Britain urged to beat carbon goal by two decades
BRITAIN’S power network could remove more carbon than it emits into the atmosphere by 2033 if it embraces renewable energy and tech that captures and stores greenhouse gases, the National Grid has said.
The country is edging closer to a more sustainable future and could go carbon-negative in 13 years, the Grid said.

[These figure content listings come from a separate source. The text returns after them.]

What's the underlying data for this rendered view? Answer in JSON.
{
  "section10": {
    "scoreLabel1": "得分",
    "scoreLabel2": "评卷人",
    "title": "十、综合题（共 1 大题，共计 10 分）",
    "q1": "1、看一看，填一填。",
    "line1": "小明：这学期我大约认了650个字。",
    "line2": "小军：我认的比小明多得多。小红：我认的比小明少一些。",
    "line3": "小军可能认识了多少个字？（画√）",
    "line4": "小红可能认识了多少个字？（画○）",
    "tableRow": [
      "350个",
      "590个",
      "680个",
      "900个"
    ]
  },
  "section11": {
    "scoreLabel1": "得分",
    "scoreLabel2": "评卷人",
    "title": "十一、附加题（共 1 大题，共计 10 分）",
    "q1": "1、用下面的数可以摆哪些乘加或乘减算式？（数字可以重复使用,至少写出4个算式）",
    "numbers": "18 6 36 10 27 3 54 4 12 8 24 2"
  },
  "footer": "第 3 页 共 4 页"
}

It is hoping for a drastic reduction in electricity use at home through efficiency measures and a drop-off in carbon emissions from road transport as more drivers use electric vehicles, cycle, or get the bus and train.
Introducing more low-carbon electricity from renewable sources such as wind farms and scrapping natural gas boilers will be essential to achieving net zero emissions, the company also says, as will focusing on carbon capture technology which removes pollutants from the air and stores them underground or elsewhere.
Hitting this target by 2033 would put the National Grid nearly two decades ahead of ministers’ ambition to go net zero by 2050. It will require an extra 30m electric vehicles on the road, putting them in 80pc of homes, with nearly 8m traditional boilers replaced by next-generation heat pumps that draw warmth from the outside air or ground.
Under a more pessimistic scenario, the Grid suggests that it might fail to reach net zero by 2050 if sweeping changes are not implemented soon.
Mark Herring, of National Grid, said: “Across all scenarios, we see growth in renewable energy generation, including significant expansion in installed offshore wind capacity.”